La guitarra en el alma de Avelino Rodríguez

Lo escuché por vez primera Interpretando una alegre marinera en el patio del Instituto Gilda Ballivián Rosado, mientras los pies descalzos de Zuly Azurín arrancaban polvareda retando a la guitarra del maestro. Sus dedos acariciaban las cuerdas de su guitarra haciéndolas trinar.

La magia y la potencia de su voz silenciaban a la audiencia.

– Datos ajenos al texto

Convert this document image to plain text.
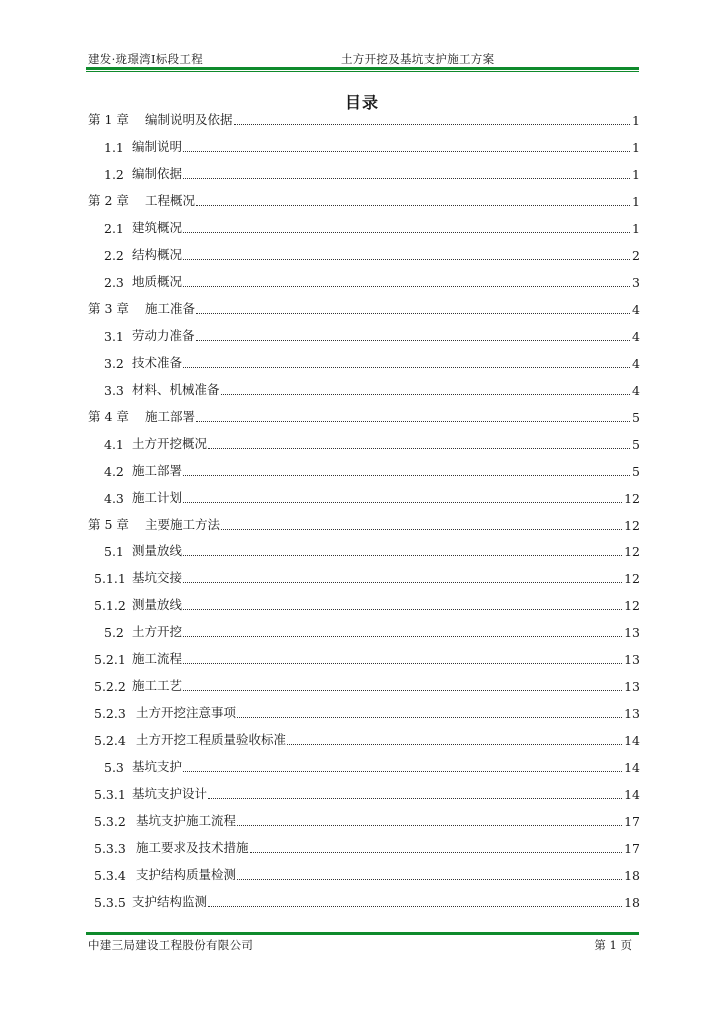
建发·珑璟湾Ⅰ标段工程	土方开挖及基坑支护施工方案
目录
第 1 章	编制说明及依据	1
1.1 编制说明	1
1.2 编制依据	1
第 2 章	工程概况	1
2.1 建筑概况	1
2.2 结构概况	2
2.3 地质概况	3
第 3 章	施工准备	4
3.1 劳动力准备	4
3.2 技术准备	4
3.3 材料、机械准备	4
第 4 章	施工部署	5
4.1 土方开挖概况	5
4.2 施工部署	5
4.3 施工计划	12
第 5 章	主要施工方法	12
5.1 测量放线	12
5.1.1 基坑交接	12
5.1.2 测量放线	12
5.2 土方开挖	13
5.2.1 施工流程	13
5.2.2 施工工艺	13
5.2.3 土方开挖注意事项	13
5.2.4 土方开挖工程质量验收标准	14
5.3 基坑支护	14
5.3.1 基坑支护设计	14
5.3.2 基坑支护施工流程	17
5.3.3 施工要求及技术措施	17
5.3.4 支护结构质量检测	18
5.3.5 支护结构监测	18
中建三局建设工程股份有限公司	第 1 页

El maestro Avelino Rodríguez Pavón, limeño de nacimiento, ayacuchano por su padre y apurimeño por su madre, fue inagotable con su comprometido canto llevando su mensaje de esperanza por todo el país. Lució su talento con los grupos Tiempo Nuevo, Tarpuy y después como intérprete solitario. Siempre se le veía caminar llevando entre sus brazos su charango y su guitarra y en su corazón un inagotable repertorio con temas de todas las regiones del país: “Pastorita”, “Aldeanita” y otras canciones que siguen siendo joyas para oírlas siempre. Cuando interpretaba magistralmente los poemas musicalizados de César Vallejo, brillaba majestuoso como el sol.

Él integra la selecta lista de artistas del pueblo que cantaron a nuestro vate: Silvio Rodríguez, Pablo Milanés, Mercedes Sosa, Paco Ibáñez, Paco Lujan y Manuelcha Prado por mencionar a algunos. Es un cantor de oficio como pocos y cada verso de las coplas de Miguel Ángel Morelli, lo describen a perfección: “Mi oficio de cantor es el oficio/ De los que tienen guitarras en el alma/ Yo tengo mi taller en las estrellas/ Y mi única herramienta es la garganta/ Mi oficio de cantor es el más lindo/ Yo puedo hacer jardín de los desiertos/ Y puedo revivir algo ya muerto/ Con solo entonar una canción”. Siempre lo imaginé, mientras afinaba su guitarra, que tarareaba el canto de Atahualpa Yupanqui: “Yo camino por el mundo. Soy pobre. No tengo nada. Sólo un corazón templado y una pasión, la guitarra”. Estos días oscuros y esta dura vida le van jugando una mala pasada; su salud está deteriorada de tanto trajinar.

Sus amigos mucho haríamos si logramos que su guitarra, charango y canto nuevamente recorran el país, trasciendan fronteras y así le expresaremos nuestra profunda y permanente gratitud al maestro Avelino. Entonemos sus cantos para que el tayta diosito y nuestros Apus cuiden de él.